The Amazing Bulk is a 2012 mockbuster that was meant to cash in on The Incredible Hulk–a movie that had come out four years earlier, so they were kind of late. Anyway, it’s about a scientist or something, he does an experiment, things go wrong, and I dunno, he turns into “the Bulk” and causes all kinds of chaos as a giant naked purple creature who just sort of lumbers around aimlessly and occasionally destroys something whenever he isn’t jogging. And there’s an evil baron or something who wants to destroy the world, and his henchwoman is also his prostitute maybe, and they make a whole bunch of sex jokes.

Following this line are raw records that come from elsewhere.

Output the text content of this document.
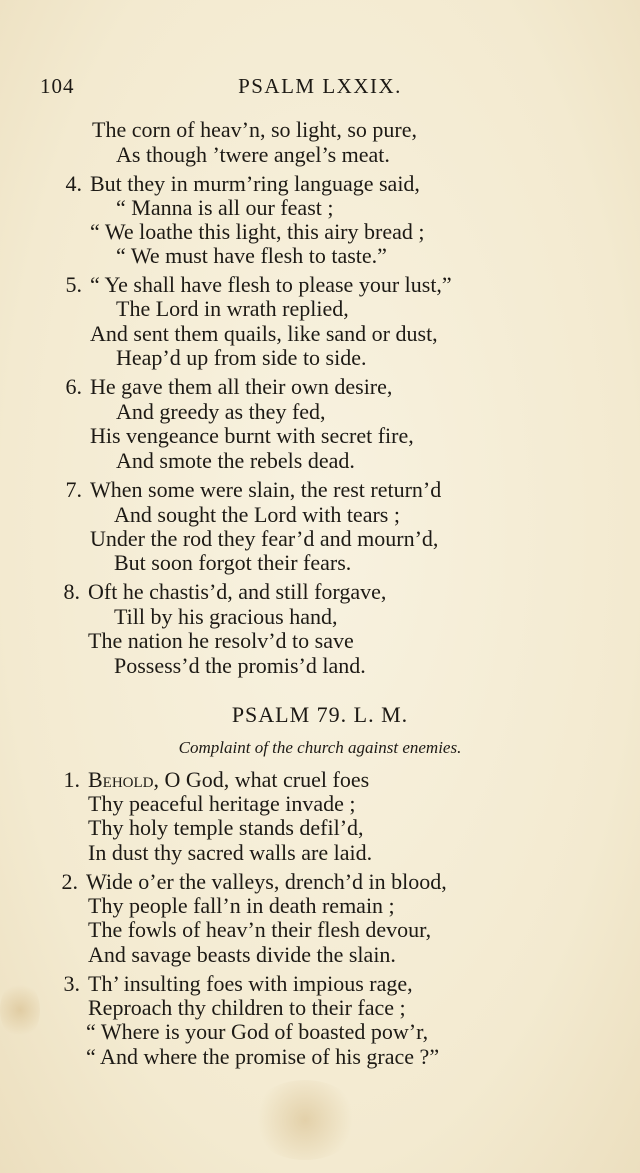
104	PSALM LXXIX.
The corn of heav’n, so light, so pure,
As though ’twere angel’s meat.
4. But they in murm’ring language said,
“ Manna is all our feast ;
“ We loathe this light, this airy bread ;
“ We must have flesh to taste.”
5. “ Ye shall have flesh to please your lust,”
The Lord in wrath replied,
And sent them quails, like sand or dust,
Heap’d up from side to side.
6. He gave them all their own desire,
And greedy as they fed,
His vengeance burnt with secret fire,
And smote the rebels dead.
7. When some were slain, the rest return’d
And sought the Lord with tears ;
Under the rod they fear’d and mourn’d,
But soon forgot their fears.
8. Oft he chastis’d, and still forgave,
Till by his gracious hand,
The nation he resolv’d to save
Possess’d the promis’d land.
PSALM 79. L. M.
Complaint of the church against enemies.
1. Behold, O God, what cruel foes
Thy peaceful heritage invade ;
Thy holy temple stands defil’d,
In dust thy sacred walls are laid.
2. Wide o’er the valleys, drench’d in blood,
Thy people fall’n in death remain ;
The fowls of heav’n their flesh devour,
And savage beasts divide the slain.
3. Th’ insulting foes with impious rage,
Reproach thy children to their face ;
“ Where is your God of boasted pow’r,
“ And where the promise of his grace ?”
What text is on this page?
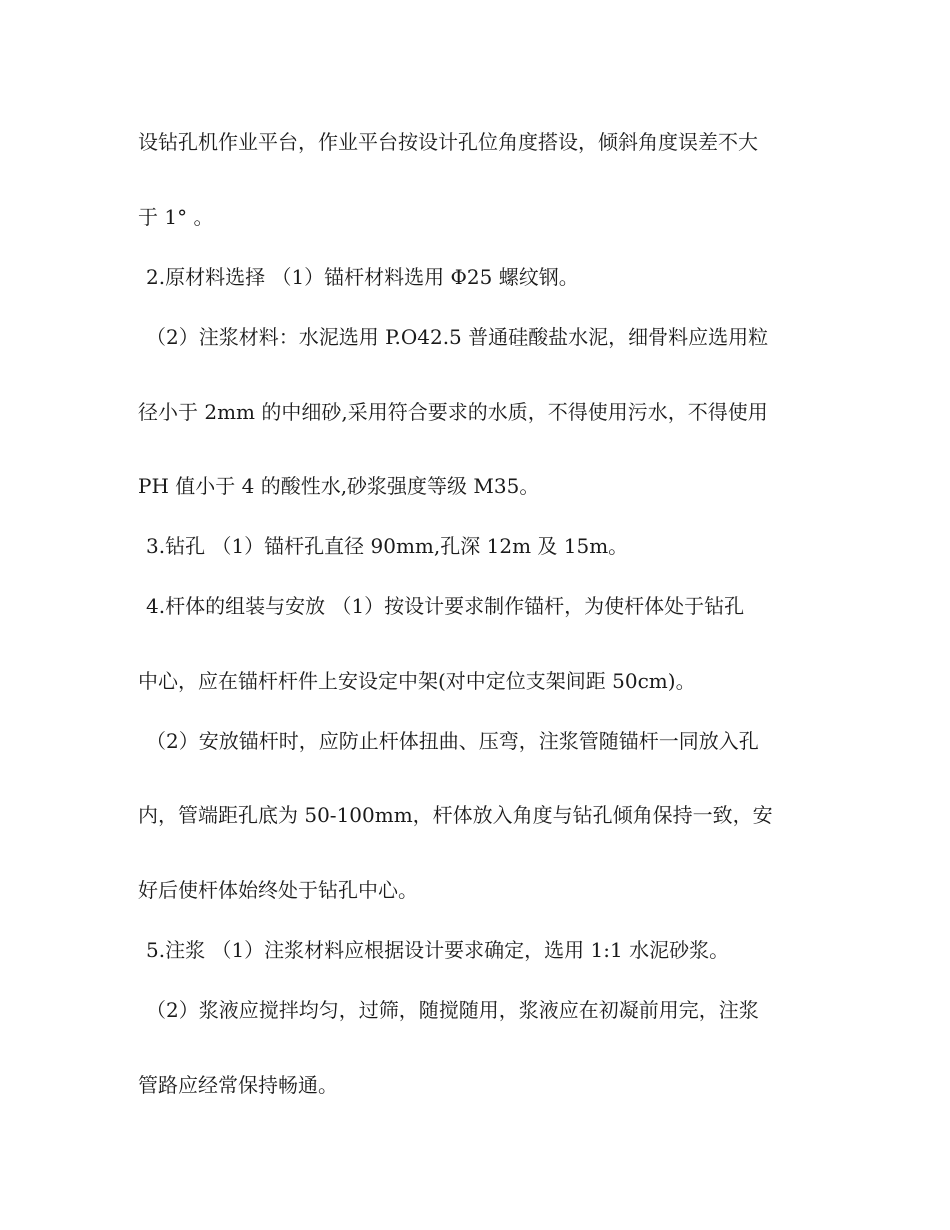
设钻孔机作业平台，作业平台按设计孔位角度搭设，倾斜角度误差不大
于 1° 。
2.原材料选择 （1）锚杆材料选用 Φ25 螺纹钢。
（2）注浆材料：水泥选用 P.O42.5 普通硅酸盐水泥，细骨料应选用粒
径小于 2mm 的中细砂,采用符合要求的水质，不得使用污水，不得使用
PH 值小于 4 的酸性水,砂浆强度等级 M35。
3.钻孔 （1）锚杆孔直径 90mm,孔深 12m 及 15m。
4.杆体的组装与安放 （1）按设计要求制作锚杆，为使杆体处于钻孔
中心，应在锚杆杆件上安设定中架(对中定位支架间距 50cm)。
（2）安放锚杆时，应防止杆体扭曲、压弯，注浆管随锚杆一同放入孔
内，管端距孔底为 50-100mm，杆体放入角度与钻孔倾角保持一致，安
好后使杆体始终处于钻孔中心。
5.注浆 （1）注浆材料应根据设计要求确定，选用 1:1 水泥砂浆。
（2）浆液应搅拌均匀，过筛，随搅随用，浆液应在初凝前用完，注浆
管路应经常保持畅通。
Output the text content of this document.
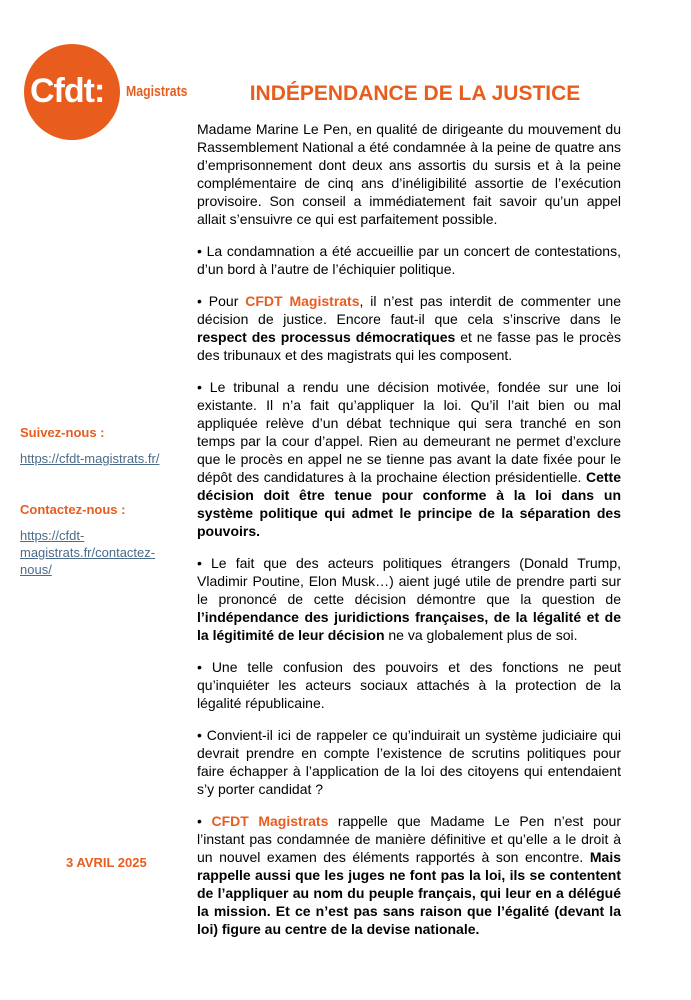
Cfdt: Magistrats	INDÉPENDANCE DE LA JUSTICE
Suivez-nous :
https://cfdt-magistrats.fr/
Contactez-nous :
https://cfdt-
magistrats.fr/contactez-
nous/
3 AVRIL 2025

Madame Marine Le Pen, en qualité de dirigeante du mouvement du Rassemblement National a été condamnée à la peine de quatre ans d’emprisonnement dont deux ans assortis du sursis et à la peine complémentaire de cinq ans d’inéligibilité assortie de l’exécution provisoire. Son conseil a immédiatement fait savoir qu’un appel allait s’ensuivre ce qui est parfaitement possible.

• La condamnation a été accueillie par un concert de contestations, d’un bord à l’autre de l’échiquier politique.

• Pour CFDT Magistrats, il n’est pas interdit de commenter une décision de justice. Encore faut-il que cela s’inscrive dans le respect des processus démocratiques et ne fasse pas le procès des tribunaux et des magistrats qui les composent.

• Le tribunal a rendu une décision motivée, fondée sur une loi existante. Il n’a fait qu’appliquer la loi. Qu’il l’ait bien ou mal appliquée relève d’un débat technique qui sera tranché en son temps par la cour d’appel. Rien au demeurant ne permet d’exclure que le procès en appel ne se tienne pas avant la date fixée pour le dépôt des candidatures à la prochaine élection présidentielle. Cette décision doit être tenue pour conforme à la loi dans un système politique qui admet le principe de la séparation des pouvoirs.

• Le fait que des acteurs politiques étrangers (Donald Trump, Vladimir Poutine, Elon Musk…) aient jugé utile de prendre parti sur le prononcé de cette décision démontre que la question de l’indépendance des juridictions françaises, de la légalité et de la légitimité de leur décision ne va globalement plus de soi.

• Une telle confusion des pouvoirs et des fonctions ne peut qu’inquiéter les acteurs sociaux attachés à la protection de la légalité républicaine.

• Convient-il ici de rappeler ce qu’induirait un système judiciaire qui devrait prendre en compte l’existence de scrutins politiques pour faire échapper à l’application de la loi des citoyens qui entendaient s’y porter candidat ?

• CFDT Magistrats rappelle que Madame Le Pen n’est pour l’instant pas condamnée de manière définitive et qu’elle a le droit à un nouvel examen des éléments rapportés à son encontre. Mais rappelle aussi que les juges ne font pas la loi, ils se contentent de l’appliquer au nom du peuple français, qui leur en a délégué la mission. Et ce n’est pas sans raison que l’égalité (devant la loi) figure au centre de la devise nationale.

It’s one of those “films” that is “trying to be bad”–which is why it has a reputation for being completely obnoxious. It even tried to sell itself as “The Room of superhero movies” in an attempt to appeal to audiences who deliberately seek out terrible cinema, which makes the whole thing feel even more cynical than mockbusters normally do. It’s also infamous for the “filmmakers” spending much of their budget buying clip-art props, which they insist over and over again on the audio commentary (yes, the DVD has a commentary) was something they “had to do” because they didn’t have much money.
Anyway, the movie does have one glorious bad moment, the kind that I wish represented the rest of the film, but alas does not. This is one case where I don’t think they were trying to be bad, but were just trying to introduce Not General Thunderbolt Ross as a cranky old bastard who wants control over everything in his life–including dust. This guy hates dust like Anakin Skywalker hates sand. And he lets those around him know it.
The folks behind The Amazing Bulk seem to be under the delusion that its become something of a cult classic, and while what I’ve seen does have some laughs (I haven’t actually watched the whole thing…yet), this was clearly a passion project minus the passion. But hey, that didn’t stop a “sequel” from being written in the form of a book which you’ve never heard of. That’s right, on Amazon, you can buy something called The Return of the Amazing Bulk, because why the fuck not, but the plot summary has a lack of references to hating dust, so why the hell should I care? Also, I love how they non-ironically proclaim the movie “an action-packed hit” here…
“THE PURPLE PUNISHER IS BACK! Young scientist Hank Howard has a dark secret…when he loses control of his emotions, he becomes the enormous, unstoppable Amazing Bulk! Hank views the purple monstrosity as a curse, a hindrance to his happiness with Hannah, his bride-to-be. Having survived his battle with the insidious Dr. Kantlove, he seeks to rid himself of his gargantuan alter ego. But when the sinister Pam Demic and her army of minions threaten the world, Hank must decide his destiny…before the world coughs itself to death! This exciting superhero novel continues the tale of 2012’s action-packed hit, The Amazing Bulk, from director Lewis Schoenbrun and writers Keith Schaffner and Jeremiah Campbell.”
I’m not sure if anyone has actually sat down and read this book. It has a grand total of zero ratings on Amazon, which has some excerpts available, and show that it is horrendously written (I expect better quality from someone called “Atom Mudman Bezecny!”). And again, no mention of dust. Zero stars out of a hundred.
Have a great night, Avocados! And may your house NOT be taken over by dust bunnies!